Molecular dynamic simulations for AuNP4. A) Top panel: Convergence of the RMSD value for the AuNP4‐Zn(II) MD simulations, calculated using as a reference the structure at time t=0 (i.e., the minimized model). Bottom panel: Number of pre‐catalytic binding sites on AuNP4‐Zn(II) over simulation time, calculated for different cut‐offs (0.8 nm in red, 0.7 nm in yellow, 0.6 nm in green, and 0.5 nm in blue). B) Fully equilibrated model of AuNP4‐Zn(II) (gold core in yellow and Zn Ions as gray spheres).
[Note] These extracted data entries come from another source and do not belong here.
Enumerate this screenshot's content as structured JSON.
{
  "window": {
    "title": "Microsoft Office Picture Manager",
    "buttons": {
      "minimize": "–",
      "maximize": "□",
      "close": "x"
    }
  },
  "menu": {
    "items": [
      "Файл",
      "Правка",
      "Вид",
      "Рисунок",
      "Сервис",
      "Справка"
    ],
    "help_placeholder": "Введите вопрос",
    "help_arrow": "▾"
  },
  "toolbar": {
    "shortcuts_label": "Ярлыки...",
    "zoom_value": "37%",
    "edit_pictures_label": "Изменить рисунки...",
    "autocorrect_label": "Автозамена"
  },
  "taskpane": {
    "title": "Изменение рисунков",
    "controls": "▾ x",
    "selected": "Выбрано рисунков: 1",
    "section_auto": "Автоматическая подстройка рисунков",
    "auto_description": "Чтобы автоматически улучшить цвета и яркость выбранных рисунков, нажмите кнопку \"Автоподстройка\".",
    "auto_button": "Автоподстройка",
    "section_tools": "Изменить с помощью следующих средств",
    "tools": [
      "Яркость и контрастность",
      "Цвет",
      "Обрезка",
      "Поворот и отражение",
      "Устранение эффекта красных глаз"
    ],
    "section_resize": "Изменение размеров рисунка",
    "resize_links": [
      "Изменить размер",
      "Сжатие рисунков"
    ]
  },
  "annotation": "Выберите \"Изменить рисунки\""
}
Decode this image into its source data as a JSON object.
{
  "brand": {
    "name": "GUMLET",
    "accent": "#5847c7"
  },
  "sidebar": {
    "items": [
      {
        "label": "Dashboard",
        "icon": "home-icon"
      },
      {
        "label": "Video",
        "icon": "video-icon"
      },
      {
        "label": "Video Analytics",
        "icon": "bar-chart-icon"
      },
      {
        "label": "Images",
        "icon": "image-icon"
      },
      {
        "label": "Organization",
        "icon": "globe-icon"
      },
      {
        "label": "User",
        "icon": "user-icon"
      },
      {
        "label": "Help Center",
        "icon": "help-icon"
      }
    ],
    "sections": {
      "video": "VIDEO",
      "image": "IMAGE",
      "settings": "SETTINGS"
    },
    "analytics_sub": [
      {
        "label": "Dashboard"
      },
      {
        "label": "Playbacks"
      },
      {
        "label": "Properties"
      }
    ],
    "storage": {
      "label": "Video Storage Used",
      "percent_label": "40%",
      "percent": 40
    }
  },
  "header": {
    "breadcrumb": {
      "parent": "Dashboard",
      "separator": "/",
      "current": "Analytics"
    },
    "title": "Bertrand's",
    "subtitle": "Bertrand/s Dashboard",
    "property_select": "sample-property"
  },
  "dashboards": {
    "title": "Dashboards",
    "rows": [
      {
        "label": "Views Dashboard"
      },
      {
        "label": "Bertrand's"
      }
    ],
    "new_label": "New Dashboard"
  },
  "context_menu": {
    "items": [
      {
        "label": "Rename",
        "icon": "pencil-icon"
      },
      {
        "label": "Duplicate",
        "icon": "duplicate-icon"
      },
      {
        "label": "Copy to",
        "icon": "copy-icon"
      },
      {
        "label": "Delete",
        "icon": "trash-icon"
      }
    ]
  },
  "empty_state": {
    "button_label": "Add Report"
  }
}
C) The formation of pre‐catalytic binding sites is defined by a metric where at least two out of the following three distances are below a defined cut‐off distance: i) dist Zn/Arg, between the Zn ion and the C atom of arginine's guanidinium group; ii) dist Zn/Ser_a or dist Zn/Ser_b, between the Zn ion and the O atom of the hydroxyl group of the serine; iii) dist Arg/Ser_a or dist Arg/Ser_b, between C atom of arginine's guanidinium group and the alcoholic O atom of the serine side chain. In this way, the binding sites are defined so to contain one Zn atom, the guanidinium group of an arginine, and the side chain of at least one serine fragment (Ser_a or Ser_b, in the blue and orange binding site, respectively).

Figure 6

Pre‐catalytic binding complexes formed between AuNP4 and dsDNA during the MD simulations. A) Pre‐catalytic binding Complex1 formed by the coordination of the hydrolytic phosphate group (P) on top of the Zn ion (P‐O.Zn distance of 3.8 Å and via Zn‐bound water at the distance of 1.6 Å), while stabilized by one arginine Arg (2.9 Å) with nucleophilic serine (Ser) in close proximity (3.6 Å). The dsDNA is anchored to the monolayer by another phosphate‐Zn and phosphate‐arginine interactions along the backbone. B) Pre‐catalytic binding Complex2, where Zn atom coordinates one phosphate (P‐O.Zn distance of 1.8 Å), while the hydrolytic phosphate (P) is chelated by two arginine residues (at distances of 2.9 Å and 2.7 Å) with serine (Ser) in close proximity (4.5 Å) and water at the distance of 1.7 Å.

Figure 7

Suggested mechanism for the cleavage of a phosphate bond of plasmid DNA by AuNP4‐Zn(II) (A); and in the absence of the metal ion (B). Functions involved in acid catalysis (Lewis or proton) are in red; nucleophilic catalysis in blue.